Descritores: Linfoma; Abdome; Tomografia computadorizada.

Keywords: Lymphoma; Abdomen; Tomography, X-ray computed.

Resumo:
O linfoma extranodal abdominal tem um espectro de manifestações radiológicas que, no contexto clínico adequado, permite que o radiologista, ao considerar corretamente esta hipótese, otimize o seu diagnóstico e sua terapia. Além disso, depois de comprovado por biópsia, o linfoma pode ser estadiado e a resposta ao tratamento, avaliada pelos métodos de imagem. O presente ensaio iconográfico tem como objetivo ilustrar os diferentes achados por imagem do acometimento extranodal no linfoma abdominal.

Abstract:
In the appropriate clinical setting, certain aspects of extranodal abdominal lymphoma, as revealed by current cross-sectional imaging techniques, should be considered potentially diagnostic and can hasten the diagnosis. In addition, diagnostic imaging in the context of biopsy-proven lymphoma can accurately stage the disease for its appropriate treatment. The purpose of this article was to illustrate the various imaging aspects of extranodal lymphoma in the abdomen.

INTRODUÇÃO

Comprometimento extranodal ocorre em 40% dos pacientes com linfoma(1) e representa doença linfoproliferativa em tecidos diferentes dos linfonodos, timo e tonsilas. Exceção se faz ao baço, considerado nodal na doença de Hodgkin e extranodal no linfoma não Hodgkin (LNH)(2). Linfomas são considerados extranodais primários quando não há envolvimento nodal ou há um envolvimento mínimo de linfonodos, sendo o componente extranodal dominante(2,3). O envolvimento secundário, como doença avançada, é significativamente mais comum(1,4). A doença extranodal é mais comum no LNH, ocorrendo em 25% dos casos. Na tomografia computadorizada (TC), o linfoma normalmente apresenta-se com densidade discretamente menor que o parênquima do órgão envolvido(2). Frequentemente, mostra pouca impregnação pelo contraste(2). Realce heterogêneo pode ser visto em massas volumosas, decorrente de áreas de necrose central. Calcificações habitualmente não são encontradas no linfoma sem tratamento prévio(2).


BAÇO

O acometimento esplênico ocorre em 30% a 40% dos pacientes com linfoma(5). O linfoma esplênico primário é raro. Infiltração difusa é a forma mais comum de apresentação. Determina esplenomegalia homogênea, mas também pode apresentar-se com baço de tamanho normal. Nestes casos, métodos de imagens funcionais, como FDG-PET/TC, auxiliam o diagnóstico(1). Massa solitária ou nódulos multifocais linfomatosos são hipodensos na TC, com pouca impregnação pelo meio de contraste (Figura 1). Deve-se diferenciá-los de infartos esplênicos, bem como de microabscessos fúngicos.
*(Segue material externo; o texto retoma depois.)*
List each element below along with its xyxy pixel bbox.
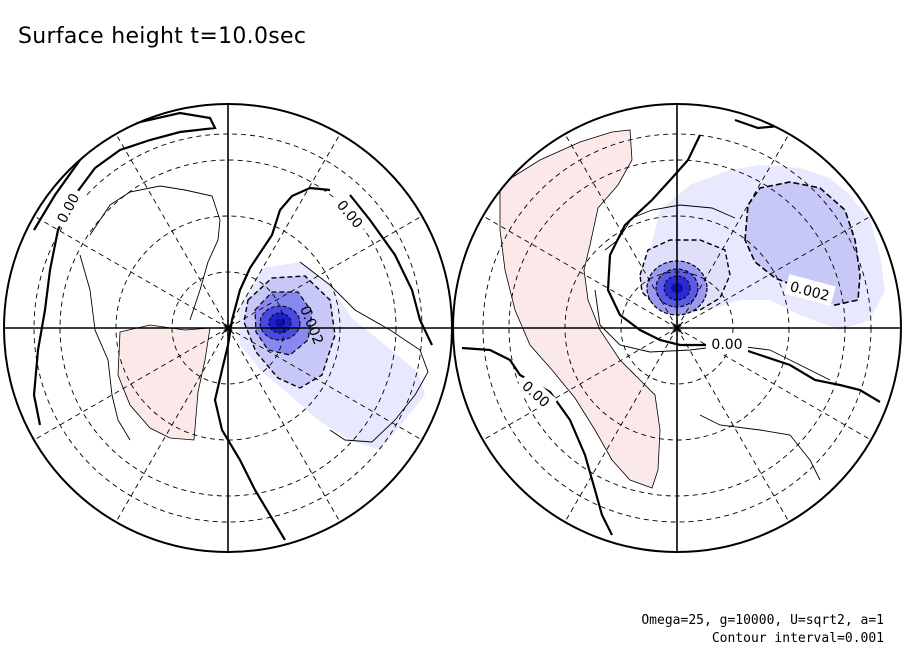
right-zero-contour <box>606 134 881 403</box>
plot-title: Surface height t=10.0sec <box>18 24 307 49</box>
left-pole-marker <box>220 320 236 336</box>
left-hemisphere: 0.00 0.00 0.002 <box>3 103 453 553</box>
model-parameters: Omega=25, g=10000, U=sqrt2, a=1 <box>641 613 884 628</box>
right-pole-marker <box>669 320 685 336</box>
left-positive-region <box>117 324 211 441</box>
contour-interval: Contour interval=0.001 <box>711 631 884 646</box>
left-meridians <box>33 133 423 523</box>
right-positive-region <box>499 129 661 489</box>
right-contour-label-b: 0.00 <box>711 337 742 353</box>
right-hemisphere: 0.002 0.00 0.00 <box>452 103 902 553</box>
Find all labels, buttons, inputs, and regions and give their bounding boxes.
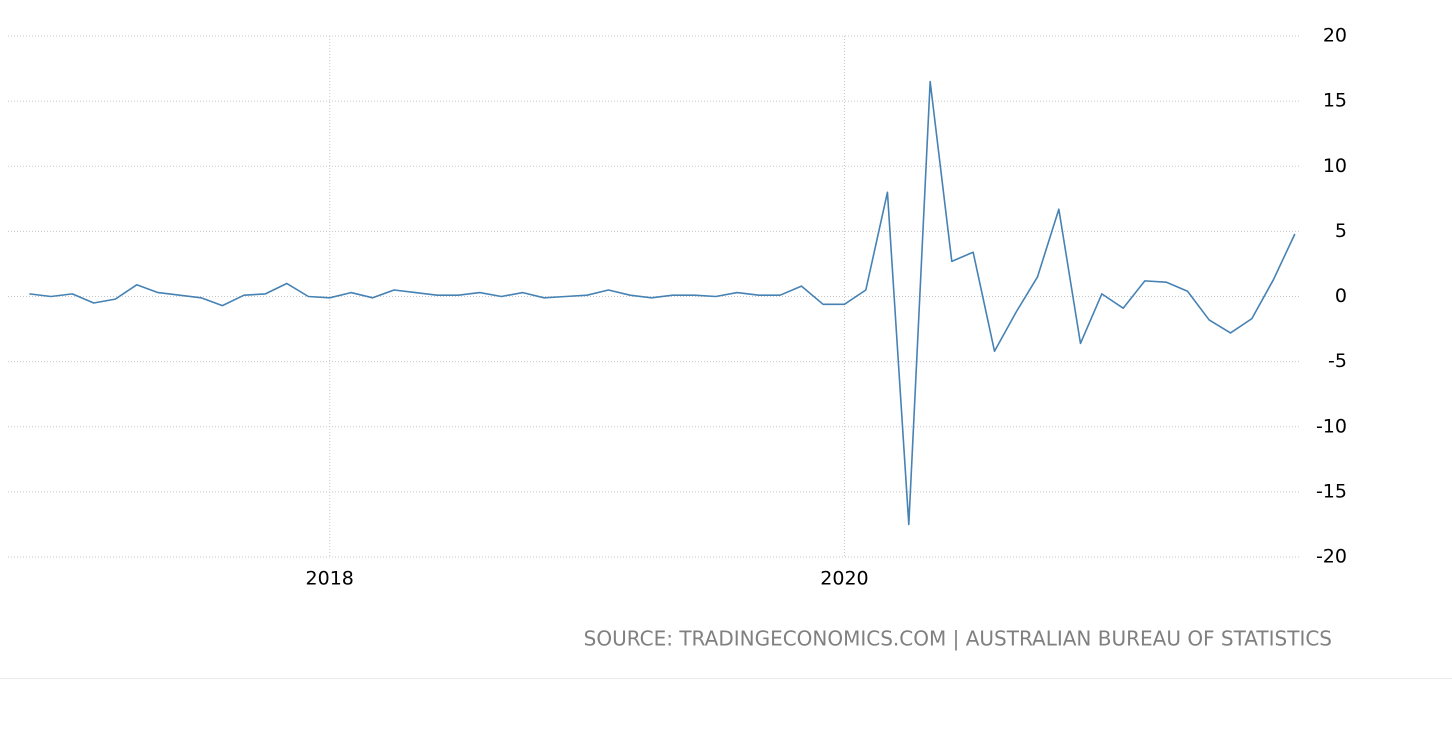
y-tick-label: -10 (1316, 415, 1347, 437)
x-tick-label: 2018 (306, 568, 354, 590)
y-tick-label: -15 (1316, 480, 1347, 502)
y-tick-label: 5 (1335, 220, 1347, 242)
line (29, 80, 1296, 526)
y-tick-label: -20 (1316, 546, 1347, 568)
y-tick-label: 0 (1335, 285, 1347, 307)
y-tick-label: 20 (1323, 25, 1347, 47)
y-tick-label: 15 (1323, 90, 1347, 112)
source: SOURCE: TRADINGECONOMICS.COM | AUSTRALIA… (584, 627, 1332, 651)
x-tick-label: 2020 (820, 568, 868, 590)
y-tick-label: 10 (1323, 155, 1347, 177)
y-tick-label: -5 (1328, 350, 1347, 372)
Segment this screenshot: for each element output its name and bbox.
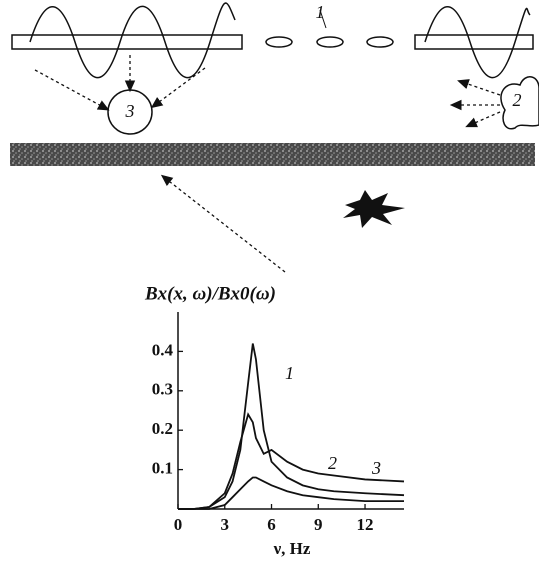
y-tick-label: 0.4 [152, 340, 174, 359]
cloud-2 [500, 76, 539, 130]
diagram [10, 2, 539, 273]
arrow [465, 111, 501, 128]
curve-label: 2 [328, 453, 337, 473]
diagram-label: 3 [125, 101, 135, 121]
curve [178, 343, 405, 510]
ellipse [316, 36, 344, 48]
wave-guide-right [414, 34, 534, 50]
ground [10, 143, 535, 166]
ellipse [366, 36, 394, 48]
pointer [319, 9, 327, 29]
diagram-label: 2 [513, 90, 522, 110]
x-tick-label: 6 [267, 515, 276, 534]
diagram-label: 1 [316, 2, 325, 22]
wave [29, 2, 236, 79]
x-tick-label: 9 [314, 515, 323, 534]
y-axis-label: Bx(x, ω)/Bx0(ω) [144, 283, 276, 304]
arrow [150, 67, 206, 109]
arrow [34, 69, 110, 111]
arrow [160, 174, 286, 273]
x-tick-label: 0 [174, 515, 183, 534]
arrow [457, 79, 501, 96]
ellipse [265, 36, 293, 48]
x-tick-label: 12 [357, 515, 374, 534]
y-tick-label: 0.2 [152, 419, 173, 438]
curve-label: 1 [285, 363, 294, 383]
wave-guide-left [11, 34, 243, 50]
y-tick-label: 0.3 [152, 380, 173, 399]
burst [343, 190, 405, 228]
curve [178, 412, 405, 510]
curve [178, 476, 404, 510]
wave [424, 6, 531, 79]
x-tick-label: 3 [221, 515, 230, 534]
curve-label: 3 [371, 458, 381, 478]
y-tick-label: 0.1 [152, 459, 173, 478]
x-axis-label: ν, Hz [273, 539, 311, 558]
Figura 1. Acometimento esplênico multinodular pelo linfoma. TC de abdome com contraste no plano axial demonstra múltiplos nódulos hipovascularizados no baço (asterisco), além de acometimento linfonodal perigástrico (seta).



FÍGADO

O linfoma hepático primário é raro(2). Infiltração difusa é o padrão mais comum, podendo ser facilmente negligenciada em razão do seu aspecto homogêneo(5). O padrão nodular é observado em apenas 10% dos casos. Massas multifocais e lesões miliares linfomatosas são semelhantes a doença metastática e microabscessos. A diferenciação baseia-se no aspecto relativamente homogêneo do linfoma (Figura 2) e a ressonância magnética pode auxiliar. Pode haver infiltração linfomatosa periportal estendendo-se a partir da porta hepatis.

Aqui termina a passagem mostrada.